How China’s ‘Crystal Capital’ Cornered the Market on a Western Obsession | EUROtoday

Villages regarded for niches they may fill within the international market. The city of Xuchang, as an example, capitalized on its legacy of constructing hairpieces for opera performers—and on the willingness of rural ladies to promote their black ponytails—and turned itself right into a hub for wigs. Zhuangzhai turned the biggest provider of caskets to Japan, partially by means of its proximity to groves of paulownia, a light-weight, slow-burning wooden favored in Japanese cremation ceremonies. The city of Qiaotou turned the world’s button-making capital after three brothers discovered a handful of discarded buttons in a gutter and determined to resell them, or so the story goes.
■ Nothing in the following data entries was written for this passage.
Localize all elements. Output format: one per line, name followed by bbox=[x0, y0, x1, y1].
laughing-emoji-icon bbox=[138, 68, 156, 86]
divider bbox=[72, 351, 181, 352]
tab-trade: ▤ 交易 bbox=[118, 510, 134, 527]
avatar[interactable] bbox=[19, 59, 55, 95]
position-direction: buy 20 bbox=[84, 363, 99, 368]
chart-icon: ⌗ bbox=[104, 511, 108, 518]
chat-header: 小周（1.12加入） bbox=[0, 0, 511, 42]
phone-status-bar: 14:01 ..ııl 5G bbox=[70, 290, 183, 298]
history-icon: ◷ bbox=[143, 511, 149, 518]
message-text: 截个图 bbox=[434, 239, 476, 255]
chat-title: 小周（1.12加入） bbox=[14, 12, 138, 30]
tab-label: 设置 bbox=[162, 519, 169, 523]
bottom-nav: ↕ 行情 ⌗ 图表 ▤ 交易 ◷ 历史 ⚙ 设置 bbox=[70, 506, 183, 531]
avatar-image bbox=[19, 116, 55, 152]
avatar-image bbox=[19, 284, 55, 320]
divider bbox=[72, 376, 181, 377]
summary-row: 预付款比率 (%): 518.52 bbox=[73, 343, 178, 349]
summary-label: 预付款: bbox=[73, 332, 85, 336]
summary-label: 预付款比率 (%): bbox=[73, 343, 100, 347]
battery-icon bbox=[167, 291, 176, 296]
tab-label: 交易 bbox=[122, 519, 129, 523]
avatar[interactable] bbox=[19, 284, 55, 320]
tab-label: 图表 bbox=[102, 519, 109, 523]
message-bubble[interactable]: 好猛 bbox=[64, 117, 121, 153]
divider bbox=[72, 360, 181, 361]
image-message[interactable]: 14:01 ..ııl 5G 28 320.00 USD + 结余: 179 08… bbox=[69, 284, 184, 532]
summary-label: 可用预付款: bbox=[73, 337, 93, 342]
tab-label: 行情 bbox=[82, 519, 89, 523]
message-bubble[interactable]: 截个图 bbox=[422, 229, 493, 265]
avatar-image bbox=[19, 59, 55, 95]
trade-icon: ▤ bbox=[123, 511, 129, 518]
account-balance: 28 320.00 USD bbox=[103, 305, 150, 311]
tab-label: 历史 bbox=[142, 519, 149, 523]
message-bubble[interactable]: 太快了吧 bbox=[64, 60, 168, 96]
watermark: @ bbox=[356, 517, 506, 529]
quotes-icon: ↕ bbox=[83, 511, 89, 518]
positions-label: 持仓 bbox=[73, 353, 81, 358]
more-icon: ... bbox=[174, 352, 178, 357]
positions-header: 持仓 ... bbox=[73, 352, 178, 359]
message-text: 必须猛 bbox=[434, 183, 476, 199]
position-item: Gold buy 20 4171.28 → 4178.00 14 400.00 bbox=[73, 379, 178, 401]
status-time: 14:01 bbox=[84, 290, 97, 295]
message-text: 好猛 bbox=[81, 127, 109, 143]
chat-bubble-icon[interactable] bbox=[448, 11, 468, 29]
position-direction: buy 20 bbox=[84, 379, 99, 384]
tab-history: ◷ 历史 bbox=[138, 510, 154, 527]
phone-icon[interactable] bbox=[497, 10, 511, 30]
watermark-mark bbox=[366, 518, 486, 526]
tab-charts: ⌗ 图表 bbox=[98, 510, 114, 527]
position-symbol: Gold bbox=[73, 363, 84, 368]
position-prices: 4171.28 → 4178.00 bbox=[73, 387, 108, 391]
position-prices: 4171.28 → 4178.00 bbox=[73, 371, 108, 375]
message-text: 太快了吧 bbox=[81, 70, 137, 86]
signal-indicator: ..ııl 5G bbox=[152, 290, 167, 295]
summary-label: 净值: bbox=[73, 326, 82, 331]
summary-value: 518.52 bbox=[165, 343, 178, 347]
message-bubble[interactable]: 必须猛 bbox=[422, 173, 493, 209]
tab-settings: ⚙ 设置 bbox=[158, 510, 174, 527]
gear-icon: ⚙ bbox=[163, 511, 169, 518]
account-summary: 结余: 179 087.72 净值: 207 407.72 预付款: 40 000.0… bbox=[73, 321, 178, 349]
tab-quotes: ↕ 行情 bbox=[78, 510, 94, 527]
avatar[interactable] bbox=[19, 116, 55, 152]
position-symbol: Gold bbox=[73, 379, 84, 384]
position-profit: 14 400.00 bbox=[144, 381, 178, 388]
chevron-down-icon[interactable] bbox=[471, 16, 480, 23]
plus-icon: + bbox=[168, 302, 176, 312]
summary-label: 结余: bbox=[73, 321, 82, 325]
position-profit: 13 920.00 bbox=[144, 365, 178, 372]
Donghai already had loads of quartz and expert labor, in addition to entrepreneurs who had been keen to experiment. Wu Qingfeng, a former editor on the Crystal Museum who now leads boot camps for wannabe crystal entrepreneurs, says that within the late Eighties, artisans realized to change washer motors so they may polish crystal necklaces, beforehand a guide job. When there wasn’t sufficient uncooked crystal to maintain up with demand, producers resorted to glass from beer bottles to make beads. People in Donghai advised us they recall the scarcity turning into so dire at one level that eating places and bars ran out of beer.
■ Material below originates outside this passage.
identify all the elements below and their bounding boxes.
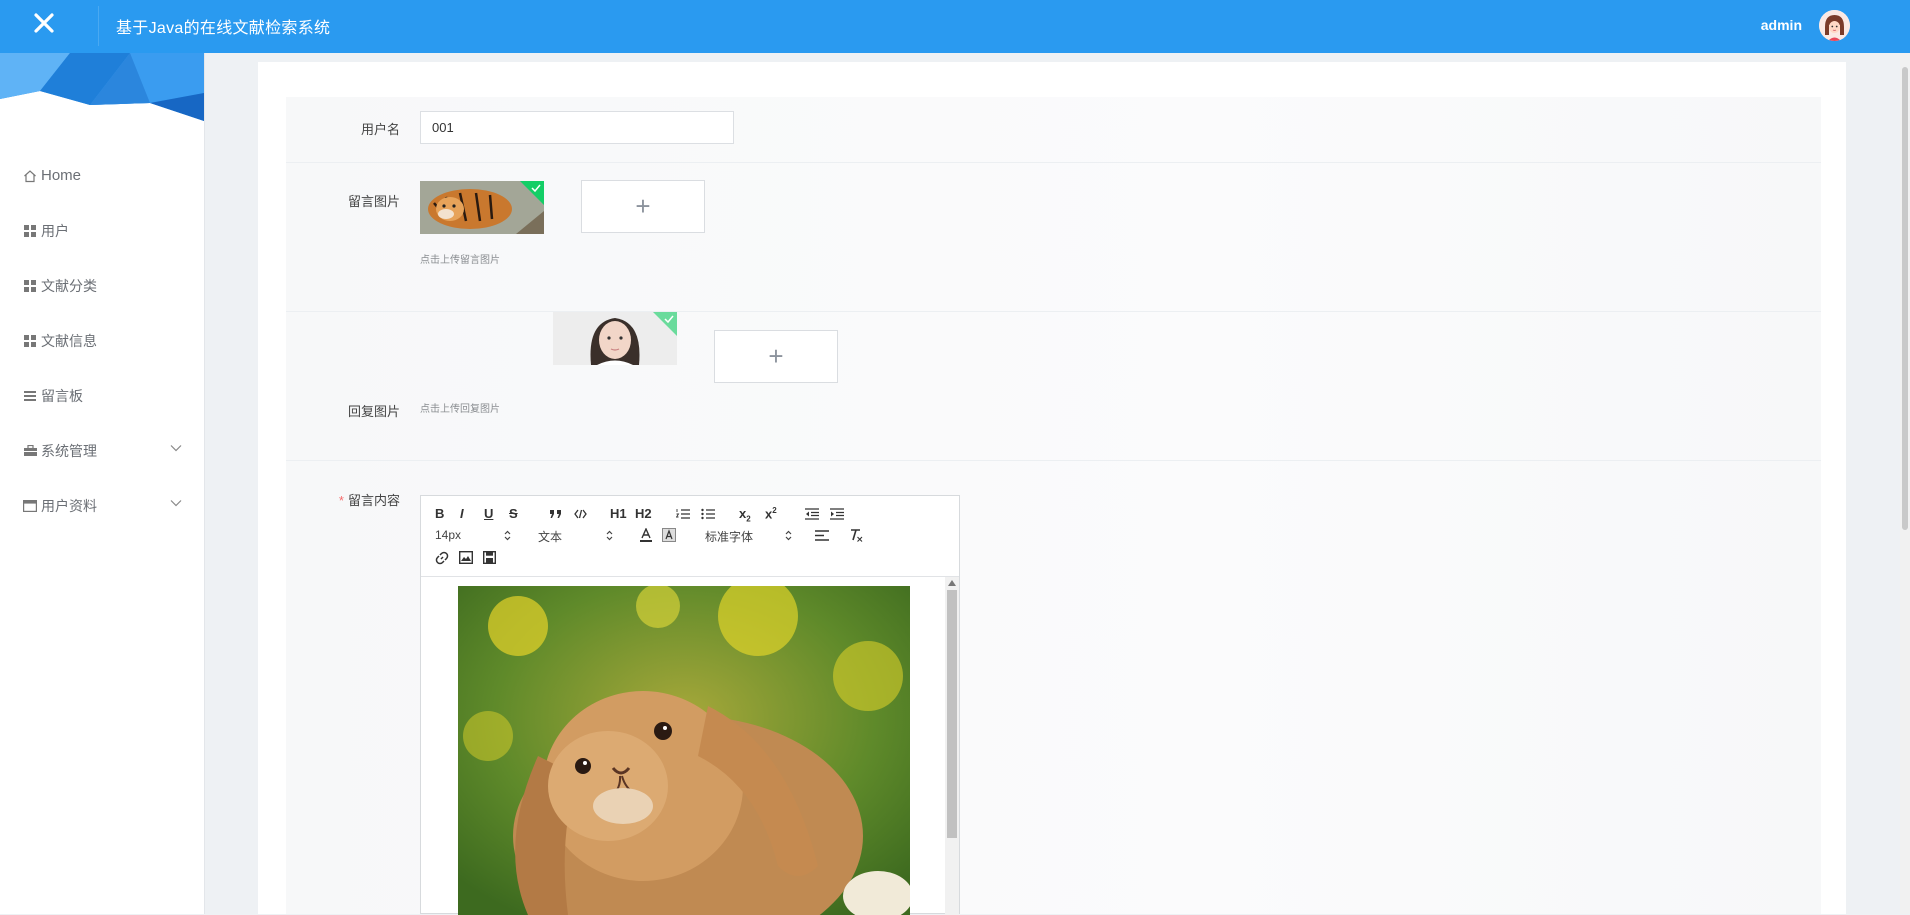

Around the identical time, unlawful mining was spiraling uncontrolled. All the digging was inflicting roads to break down and homes to sink, typically resulting in accidents and deaths, in accordance with Chinese media. In late 2001, Donghai County authorities warned of an impending crackdown on unauthorized mining. With the home crystal provide tightening up, native entrepreneurs had been more and more touring all around the world to seek out new sources of uncooked materials. As one government from a crystal business group advised a newspaper, “Wherever there are raw stones, there are people from Donghai.”

Venturing to far-flung locales was seen not as daring however merely because the default mode of doing enterprise, says Kyle Chan, a fellow on the Brookings Institution who makes a speciality of Chinese industrial coverage. In China, there’s “this idea, almost like overconfidence, that you can just go wherever in the world and outwork and outmaneuver whoever,” Chan says. People have a tendency to not “see the cultural barriers as, like, real barriers.”

Wu Qingfeng says that Donghai merchants had been astonished by the riches to be discovered overseas. They realized about huge deposits in Africa, he says, after folks in a neighboring province traveled there to take part in a humanitarian venture. Some international locations had a lot quartz that they had been paving roads with it. In Donghai, the crystal deposits are scattered, Wu says, “but when you go to Madagascar, Zambia, the Congo, and other countries, you find that the local rose quartz is like coal—an entire mountain is rose quartz.”

Liu, the proprietor of Big Purple Crystal, says he started touring overseas to search for amethyst a couple of decade in the past. His first cease was Brazil. “I got a cheap plane ticket and brought along a translator,” he says. “The next day, I bought my first shipping container—about 20 tons of goods.” But Liu struggled to earn money, so he looked for alternatives elsewhere. At the Tucson Gem and Mineral Show in Arizona, a sprawling annual gathering, he got here throughout spectacular amethyst items from Uruguay, and he determined to go there.